平成30年度概算要求概算要求「で認められ設置されたヨッタインフォマティクス研究センターは,文理の知を連携し、情報の「質」から「価値」を判断する情報学を開拓することで、超巨大化を続ける情報の価値を自在に引き出し利用する技術開発を推進し、Socirty5.0の情報基盤を支えることを目的として設立されました。そして、データ科学と様々な分野(生命科学、経済学、考古学、心理学、災害科学、生物学、言語学、人文学等)を掛け合わせた情報の価値研究やシステム実装へ向けたハード技術研究を推進し、大きな成果を収めました。具体的な成果は、well being・幸福な生活に向けた研究、地域に寄り添うデータ科学研究、オープンサイエンスに向けたデータベース研究、新規の社会的価値創出、等、多岐に及びます。その結果,価値研究加速化の必然性が浮き彫りになり、令和6年度概算要求が認められ、令和6年度から総合知インフォマティクス研究センターが新設され,活動をさらに発展的に展開することになりました。

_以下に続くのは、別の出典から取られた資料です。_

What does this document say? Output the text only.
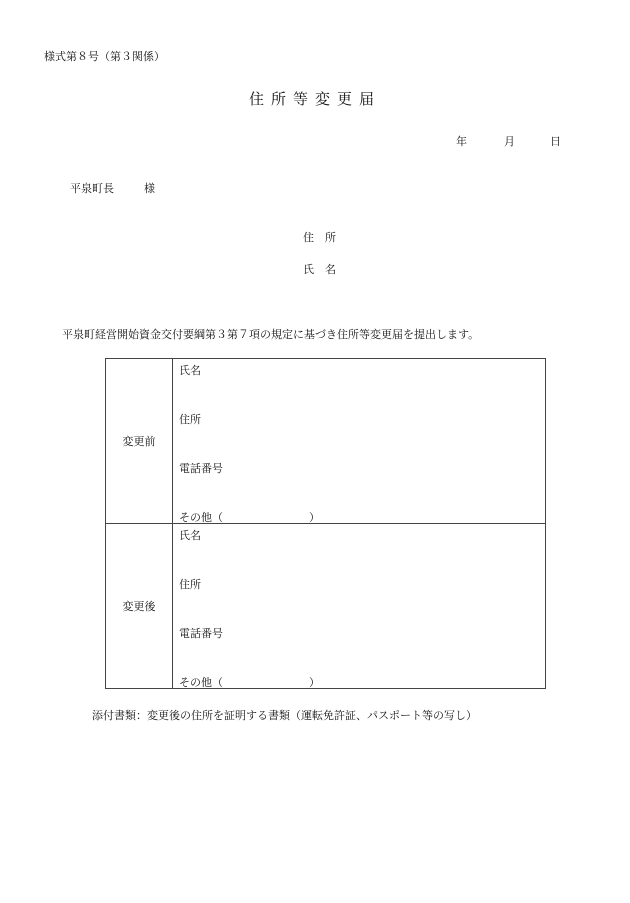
様式第８号（第３関係）
住所等変更届
年	月	日
平泉町長	様
住　所
氏　名
平泉町経営開始資金交付要綱第３第７項の規定に基づき住所等変更届を提出します。
変更前	氏名
住所
電話番号
その他（ ）

変更後	氏名
住所
電話番号
その他（ ）
添付書類：変更後の住所を証明する書類（運転免許証、パスポート等の写し）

人間性豊かなコミュニケーションを実現するための重要な鍵の1つは、我々の日常の対人コミュニケーションで重要な役割を担っている「非言語情報」の機微を適切に伝送することができる「非言語情報通信」を実現することです。そのためには、心理学等を基礎とした非言語情報の研究やVR/AR/MR・ユーザインタフェース技術の研究に加えて、AI、通信・ネットワークやセキュリティの基盤・応用研究を包括的に推し進める必要があります。これらを踏まえ、これまで所内で研究開発を推進してきたICTの要素技術を発展させる研究を継続して発展させるため、学内外・国内外の幅広い知見を結集する学際融合による「非言語情報通信」の研究開発を加速的に進めて成果の確実な社会実装を図るためのサイバー&リアルICT学際融合研究センターを令和5年4月に新設する概算要求が認められ、研究に取り組み始めました。令和5年度の研究成果は,無限に広がるバーチャルリアリティ空間を狭い部屋で歩き回れる新技術,音知覚と体性感覚の相互作用によるRedirectionの研究、本学流体科学研究所との共同研究の成果として、水流を観測データから深層強化学習で再現などがあります。